From: Avi Kivity <avi-atKUWr5tajBWk0Htik3J/w@public.gmane.org>
To: Marcelo Tosatti <marcelo-Bw31MaZKKs3YtjvyW6yDsg@public.gmane.org>
Cc: kvm-devel <kvm-devel-5NWGOfrQmneRv+LV9MX5uipxlwaOVQ5f@public.gmane.org>
Subject: Re: [RFC] fix VMX TSC synchronicity
Date: Tue, 15 Jan 2008 16:33:44 +0200 [thread overview]
Message-ID: <478CC448.1030901@qumranet.com> (raw)

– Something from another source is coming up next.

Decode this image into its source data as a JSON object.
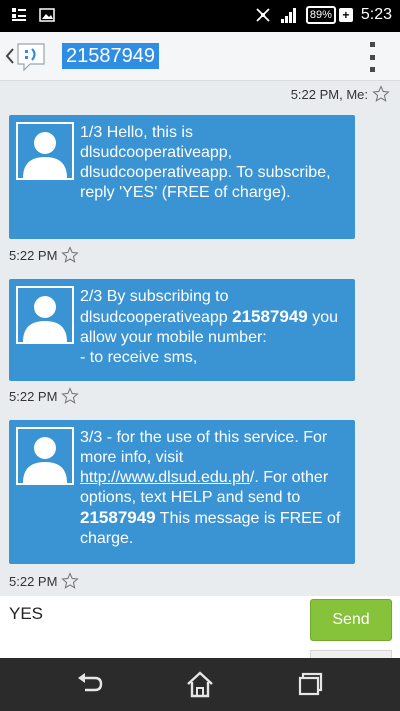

In-Reply-To: <20080114160647.GA15919@dmt>
Marcelo Tosatti wrote:
> Hi Avi,
>
> On Sun, Jan 13, 2008 at 02:19:29PM +0200, Avi Kivity wrote:
>
>> Marcelo Tosatti wrote:
>>
>>> The boot TSC sync check is failing on recent Linux SMP guests on TSC
>>> stable hosts.
>>>
>>>
>>>
>> What about tsc unstable hosts? If your patch convinces the guest its
>> tsc is table, while the host tsc is not, then it may cause confusion
>> later on.
>>
>
> The adjustment to zero won't fool the guest because it assumes that the
> TSC's are synchronized. It will simply set the guest TSC to zero on all
> VCPUs based on the time VCPU0 was initialized.
>
> That is, setting -(vcpu[0].first_tsc) on all VCPU's will not correct any
> synchronization problem.
>
>
What I mean is, right now we present really broken tscs to the guest.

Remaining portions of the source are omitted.